Linked Data Generation for Adaptive Learning Analytics Systems

Publication
In LILE workshop, part of the WebScience conference
Date

Did you ever use a language learning app and were annoyed that the exercises are either too easy or too hard? That are actually reasons people give up. Well, probably you would profit from adaptive learning systems, which adapt the difficulty of the exercises to your abilities! Providing Adaptive Learning Analytics Systems with data to do that, is one part of a project I am currently working on.

This paper which was accepted at the Linked Learning (LILE) workshop at the WebScience2018 conference describes how we generate Linked Data out of learning activity data (logfiles generated when you are using an educational app). Learn here what Linked Data is, how it can help and how we also use something called Provenance to assist the users of our system with data protection tasks.

Problem

Adapting exercise difficulties to your abilities is possible using e.g. Machine Learning algorithms. These algorithms need to be trained and therefore need looooots of data! But not just any data, the bare nature of an exercise needs to be described (is this an grammatical task? audio task?), also YOU and users in general need to be described (do you have learning disabilities like dyslexia? what do you already know?) and of course these data then needs to be integrated. Strictly speaking, the machine needs to understand that a certain concept like a disability relates somehow to certain other concepts like grammar (which is then an essential part of an exercise).

Solution

Describe exercises and users with the help of semantic technologies and doing that as additional step on already existing learning data.

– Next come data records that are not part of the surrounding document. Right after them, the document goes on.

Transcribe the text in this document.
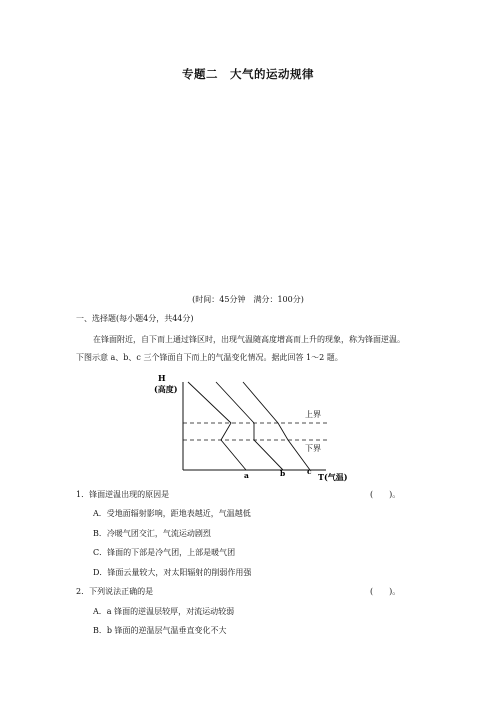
专题二　大气的运动规律
(时间：45分钟　满分：100分)
一、选择题(每小题4分，共44分)
在锋面附近，自下而上通过锋区时，出现气温随高度增高而上升的现象，称为锋面逆温。
下图示意 a、b、c 三个锋面自下而上的气温变化情况。据此回答 1～2 题。
H
(高度)
上界
下界
a	b	c
T(气温)
1．锋面逆温出现的原因是	(　　)。
A．受地面辐射影响，距地表越近，气温越低
B．冷暖气团交汇，气流运动剧烈
C．锋面的下部是冷气团，上部是暖气团
D．锋面云量较大，对太阳辐射的削弱作用强
2．下列说法正确的是	(　　)。
A．a 锋面的逆温层较厚，对流运动较弱
B．b 锋面的逆温层气温垂直变化不大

How do we describe things semantically so machines can understand it? Therefore we are using Linked Data! Basically Linked Data is a set of design principles. Every concept you describe,

  • should have an unique identifier (you say what a Person is and give it the unique name Person)
  • needs to be dereferenceable (a machine using your concept of a Person should be able to look up what it means) => http://xmlns.com/foaf/spec/#term_Person would be unique and as it is a web resource also dereferenceable
  • should be described using standards (define your concept of a person using a standard like RDF ensures that a machine can read it)
  • should re-use and link to other concepts already existing.

Linked Data Example

In that picture you see an example of Linked Data, expressed as a graph. Different colors indicate the different domains the data comes from. The data describing your performed learning activities (blue), data about you (and users in general) (green) and data regarding your abilities (yellow), the prefixes are shortcuts for an URI.

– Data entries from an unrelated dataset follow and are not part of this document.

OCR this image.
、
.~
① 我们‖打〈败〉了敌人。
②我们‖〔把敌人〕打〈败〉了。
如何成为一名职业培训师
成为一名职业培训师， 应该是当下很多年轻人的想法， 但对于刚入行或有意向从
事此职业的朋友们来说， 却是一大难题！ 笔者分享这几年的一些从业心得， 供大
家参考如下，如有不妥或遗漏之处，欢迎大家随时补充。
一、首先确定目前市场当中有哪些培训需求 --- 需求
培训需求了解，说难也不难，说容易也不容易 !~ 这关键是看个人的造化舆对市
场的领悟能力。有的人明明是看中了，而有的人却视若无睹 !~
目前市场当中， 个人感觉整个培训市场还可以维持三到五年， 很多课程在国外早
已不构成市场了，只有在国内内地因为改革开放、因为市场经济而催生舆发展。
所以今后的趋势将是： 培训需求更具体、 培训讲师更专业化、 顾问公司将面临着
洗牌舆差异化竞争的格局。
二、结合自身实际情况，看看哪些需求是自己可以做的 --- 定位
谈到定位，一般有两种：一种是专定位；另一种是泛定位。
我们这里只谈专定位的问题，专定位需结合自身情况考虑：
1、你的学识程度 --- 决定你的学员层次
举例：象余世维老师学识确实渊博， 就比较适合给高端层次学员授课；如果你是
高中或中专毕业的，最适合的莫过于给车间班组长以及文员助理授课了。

And there you see that we already successful integrated data from these different domains!

That looks like a nice solution, right? But how do we get the Linked Data?

We are not forcing anyone to change now the way they collect learning activity data. The only thing we require are learning activity data according to the xAPI specification. That is a structured text format, which is already used a lot. The learning activity data are usually stored in special databases called Learning Record Stores. Our solution works on top of that, meaning, we extract the data out of these databases.

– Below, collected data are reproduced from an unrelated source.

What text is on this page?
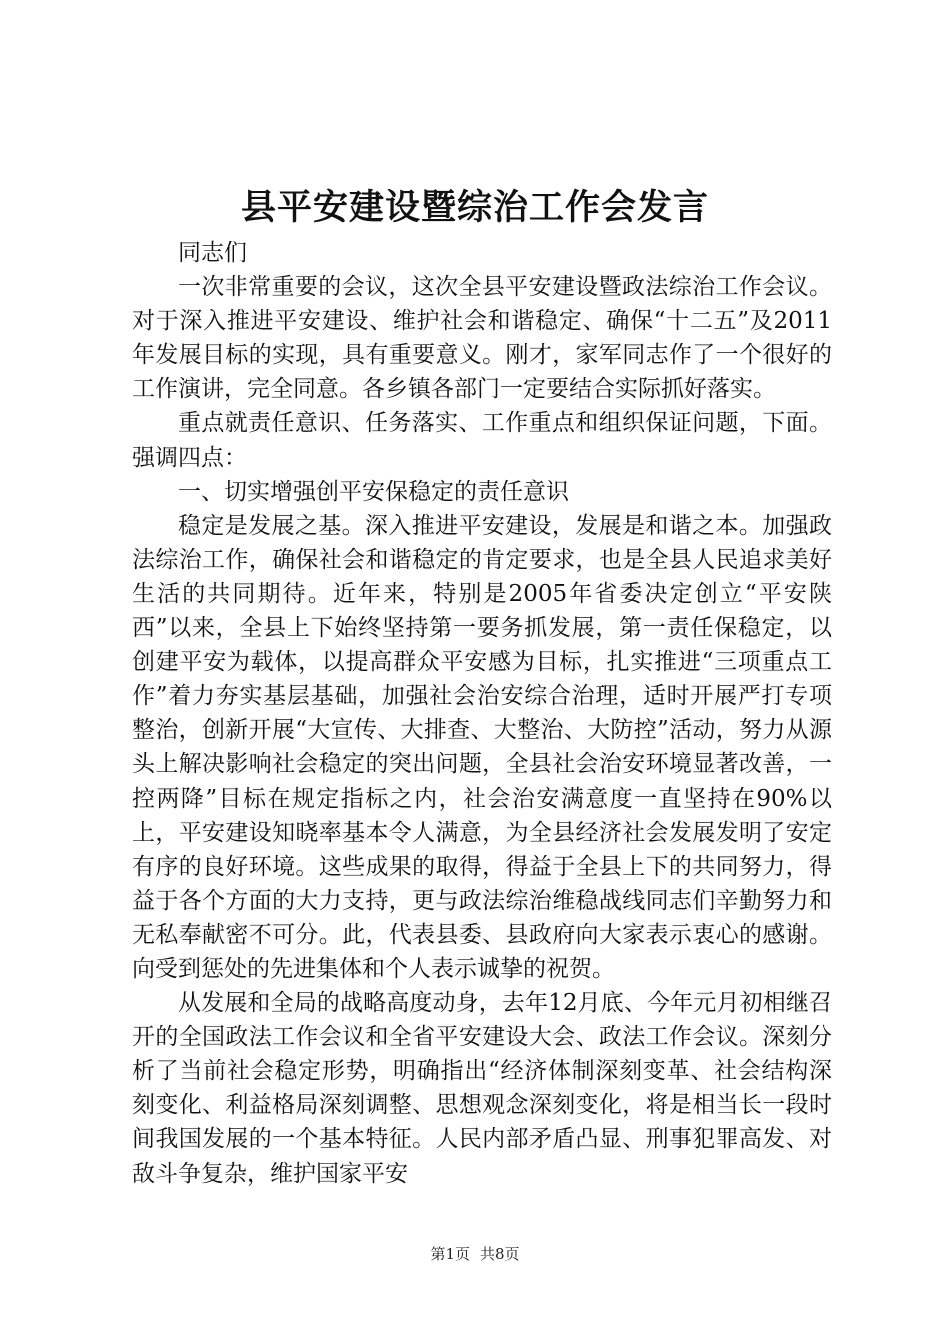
县平安建设暨综治工作会发言

同志们

一次非常重要的会议，这次全县平安建设暨政法综治工作会议。对于深入推进平安建设、维护社会和谐稳定、确保“十二五”及2011年发展目标的实现，具有重要意义。刚才，家军同志作了一个很好的工作演讲，完全同意。各乡镇各部门一定要结合实际抓好落实。

重点就责任意识、任务落实、工作重点和组织保证问题，下面。强调四点：

一、切实增强创平安保稳定的责任意识

稳定是发展之基。深入推进平安建设，发展是和谐之本。加强政法综治工作，确保社会和谐稳定的肯定要求，也是全县人民追求美好生活的共同期待。近年来，特别是2005年省委决定创立“平安陕西”以来，全县上下始终坚持第一要务抓发展，第一责任保稳定，以创建平安为载体，以提高群众平安感为目标，扎实推进“三项重点工作”着力夯实基层基础，加强社会治安综合治理，适时开展严打专项整治，创新开展“大宣传、大排查、大整治、大防控”活动，努力从源头上解决影响社会稳定的突出问题，全县社会治安环境显著改善，一控两降”目标在规定指标之内，社会治安满意度一直坚持在90%以上，平安建设知晓率基本令人满意，为全县经济社会发展发明了安定有序的良好环境。这些成果的取得，得益于全县上下的共同努力，得益于各个方面的大力支持，更与政法综治维稳战线同志们辛勤努力和无私奉献密不可分。此，代表县委、县政府向大家表示衷心的感谢。向受到惩处的先进集体和个人表示诚挚的祝贺。

从发展和全局的战略高度动身，去年12月底、今年元月初相继召开的全国政法工作会议和全省平安建设大会、政法工作会议。深刻分析了当前社会稳定形势，明确指出“经济体制深刻变革、社会结构深刻变化、利益格局深刻调整、思想观念深刻变化，将是相当长一段时间我国发展的一个基本特征。人民内部矛盾凸显、刑事犯罪高发、对敌斗争复杂，维护国家平安

第1页 共8页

Actually we built a small pipeline, which uses standard technologies like JSON-LD to lift the structured text data to actual Linked Data resources!

For each step in the pipeline, we also collect Provenance information which we make available as Linked Data as well. Why that you may ask?! Well, current privacy law like the European General Data Protection Regulation (GDPR) grant persons whose private data are processed certain rights. They (or in that case you as well) can request to delete or correct data which is about you. If such a request was made, the users of our application can query the generated Linked Data and based on the provenance information they see where the data comes from and when it was extracted, which enables then to delete or correct the personal data everywhere.